- Pitcher
- Born: February 17, 1926 Philadelphia, Pennsylvania, U.S.
- Died: February 11, 2019 (aged 92) Claymont, Delaware, U.S.
- Batted: RightThrew: Right

MLB debut
- July 3, 1951, for the St. Louis Cardinals

Last MLB appearance
- May 6, 1957, for the Detroit Tigers

MLB statistics
- Win–loss record: 5–9
- Earned run average: 6.36
- Strikeouts: 69
- Stats at Baseball Reference

Teams
- St. Louis Cardinals (1951–1952); Kansas City Athletics (1956); Detroit Tigers (1957);

= Jack Crimian =

American baseball player (1926–2019)

John Melvin Crimian (February 17, 1926 – February 11, 2019) was an American Major League Baseball pitcher. A right-hander, he appeared in 74 total games pitched for the St. Louis Cardinals (1951–52), Kansas City Athletics (1956) and Detroit Tigers (1957). The native of Philadelphia was listed at 5 ft 10 in tall and 180 lb.

==Biography==
Crimian attended Olney High School in his native city and signed with his hometown Philadelphia Phillies in 1944. After wartime service in the United States Army in 1945, he returned to baseball in 1946, put up a 13–4 record with the Class B Wilmington Blue Rocks, and was drafted by the Cardinals out of the Phillies' organization that winter.

He spent another 41/2 years in minor league baseball before his call up to St. Louis in July 1951. In his first MLB trial, he got into seven games that month, all in relief, and was treated roughly, allowing 24 hits and eight bases on balls in 17 innings pitched. However, he registered his first big-league victory on July 15 by pitching 32/3 innings of three-hit, one-run relief to beat his original team, the Phillies, 7–4, in the first game of a doubleheader at Shibe Park. The Cardinals gave Crimian another audition in June 1952; manager Eddie Stanky used him out of the bullpen in five games and 81/3 innings. Crimian had a difficult outing on June 15, however, against the New York Giants, giving up seven hits and six earned runs in only one-third of an inning, and was returned to the Triple-A Rochester Red Wings for the remainder of 1952.

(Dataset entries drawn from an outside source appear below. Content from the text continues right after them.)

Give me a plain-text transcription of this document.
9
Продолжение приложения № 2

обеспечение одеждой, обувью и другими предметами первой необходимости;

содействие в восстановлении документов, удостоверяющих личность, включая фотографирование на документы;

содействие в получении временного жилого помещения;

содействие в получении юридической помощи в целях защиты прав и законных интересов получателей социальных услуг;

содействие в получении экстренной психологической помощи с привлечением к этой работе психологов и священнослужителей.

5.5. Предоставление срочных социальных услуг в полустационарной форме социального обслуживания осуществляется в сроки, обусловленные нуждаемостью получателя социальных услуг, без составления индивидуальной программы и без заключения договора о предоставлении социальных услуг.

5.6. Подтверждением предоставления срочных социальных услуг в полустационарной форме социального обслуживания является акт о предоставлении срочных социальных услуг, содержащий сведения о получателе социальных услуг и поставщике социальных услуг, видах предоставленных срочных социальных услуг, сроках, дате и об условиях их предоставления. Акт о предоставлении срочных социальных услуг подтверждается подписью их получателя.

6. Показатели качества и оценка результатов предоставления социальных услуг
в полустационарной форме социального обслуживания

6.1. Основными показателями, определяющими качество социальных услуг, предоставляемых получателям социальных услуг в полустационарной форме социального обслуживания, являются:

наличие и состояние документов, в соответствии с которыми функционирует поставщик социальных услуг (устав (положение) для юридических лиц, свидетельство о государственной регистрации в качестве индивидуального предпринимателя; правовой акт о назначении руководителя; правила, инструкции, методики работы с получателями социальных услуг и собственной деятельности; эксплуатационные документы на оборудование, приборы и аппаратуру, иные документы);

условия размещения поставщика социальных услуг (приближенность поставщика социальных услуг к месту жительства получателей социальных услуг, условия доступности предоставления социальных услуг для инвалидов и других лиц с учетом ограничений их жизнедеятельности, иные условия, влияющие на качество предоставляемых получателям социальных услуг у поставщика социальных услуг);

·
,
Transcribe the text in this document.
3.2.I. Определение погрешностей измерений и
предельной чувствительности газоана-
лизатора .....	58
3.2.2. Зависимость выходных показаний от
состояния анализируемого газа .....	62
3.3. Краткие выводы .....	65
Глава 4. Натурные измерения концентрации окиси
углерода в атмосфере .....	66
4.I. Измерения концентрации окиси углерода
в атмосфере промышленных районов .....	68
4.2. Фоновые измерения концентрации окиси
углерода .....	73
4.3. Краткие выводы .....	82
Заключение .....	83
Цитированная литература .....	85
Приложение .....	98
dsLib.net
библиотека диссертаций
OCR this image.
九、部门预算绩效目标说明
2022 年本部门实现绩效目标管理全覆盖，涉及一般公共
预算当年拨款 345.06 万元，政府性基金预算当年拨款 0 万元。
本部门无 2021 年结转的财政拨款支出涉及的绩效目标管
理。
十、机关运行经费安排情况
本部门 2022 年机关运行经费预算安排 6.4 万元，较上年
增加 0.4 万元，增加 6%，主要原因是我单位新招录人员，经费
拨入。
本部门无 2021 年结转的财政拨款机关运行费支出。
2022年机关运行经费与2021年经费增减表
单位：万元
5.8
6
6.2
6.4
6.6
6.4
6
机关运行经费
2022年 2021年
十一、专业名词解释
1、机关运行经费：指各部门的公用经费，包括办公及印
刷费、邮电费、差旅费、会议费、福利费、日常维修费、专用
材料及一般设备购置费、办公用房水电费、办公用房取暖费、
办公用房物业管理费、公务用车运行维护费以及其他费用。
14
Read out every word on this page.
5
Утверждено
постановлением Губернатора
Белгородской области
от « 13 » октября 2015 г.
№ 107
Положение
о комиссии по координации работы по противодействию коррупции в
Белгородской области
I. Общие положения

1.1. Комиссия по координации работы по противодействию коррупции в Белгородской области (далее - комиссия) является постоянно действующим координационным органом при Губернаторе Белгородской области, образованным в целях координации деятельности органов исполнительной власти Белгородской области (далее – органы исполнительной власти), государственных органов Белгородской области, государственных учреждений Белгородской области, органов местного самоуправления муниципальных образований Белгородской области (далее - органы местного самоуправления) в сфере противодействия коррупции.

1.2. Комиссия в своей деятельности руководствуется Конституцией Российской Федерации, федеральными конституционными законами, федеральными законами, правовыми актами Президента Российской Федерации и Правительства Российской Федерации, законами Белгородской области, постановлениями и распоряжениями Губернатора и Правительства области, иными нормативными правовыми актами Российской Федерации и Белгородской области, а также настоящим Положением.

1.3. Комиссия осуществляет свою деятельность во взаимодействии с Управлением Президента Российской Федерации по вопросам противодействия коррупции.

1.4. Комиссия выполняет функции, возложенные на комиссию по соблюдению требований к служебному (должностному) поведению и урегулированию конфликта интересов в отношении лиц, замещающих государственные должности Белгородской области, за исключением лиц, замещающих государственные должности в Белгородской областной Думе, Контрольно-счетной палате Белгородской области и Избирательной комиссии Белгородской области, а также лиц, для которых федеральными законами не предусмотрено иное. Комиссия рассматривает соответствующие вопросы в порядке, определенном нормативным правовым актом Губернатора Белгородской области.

Crimian then recorded four consecutive seasons at the Triple-A level. Pitching mostly in relief, he notched earned run averages below 3.00 from 1952 to 1954, and won 30 out of 46 decisions in 174 games pitched. Then, in 1955, Crimian became a starting pitcher for the Toronto Maple Leafs, posting a 19–6 record and 2.10 earned average with 16 complete games, was named "Pitcher of the Year" in the International League, and then was acquired by the Athletics in October.

Crimian spent all of 1956 in the American League with Kansas City. Working in 54 games, seven as a starting pitcher, over 129 innings, he won four of 12 decisions and recorded three saves for a last-place team which lost 102 of 154 games. The Athletics then included him in an eight-player off-season trade to the Detroit Tigers, who used him in four games in April 1957 before being sent back to Toronto. During his MLB career, Crimian had 160 total innings pitched, allowing 177 hits, 65 bases on balls and recorded 69 strikeouts.

Crimian continued his minor league career into 1959, and won 15 of 23 decisions for the 1958 Maple Leafs. His minor league career saw him win 151 games, and lose 91.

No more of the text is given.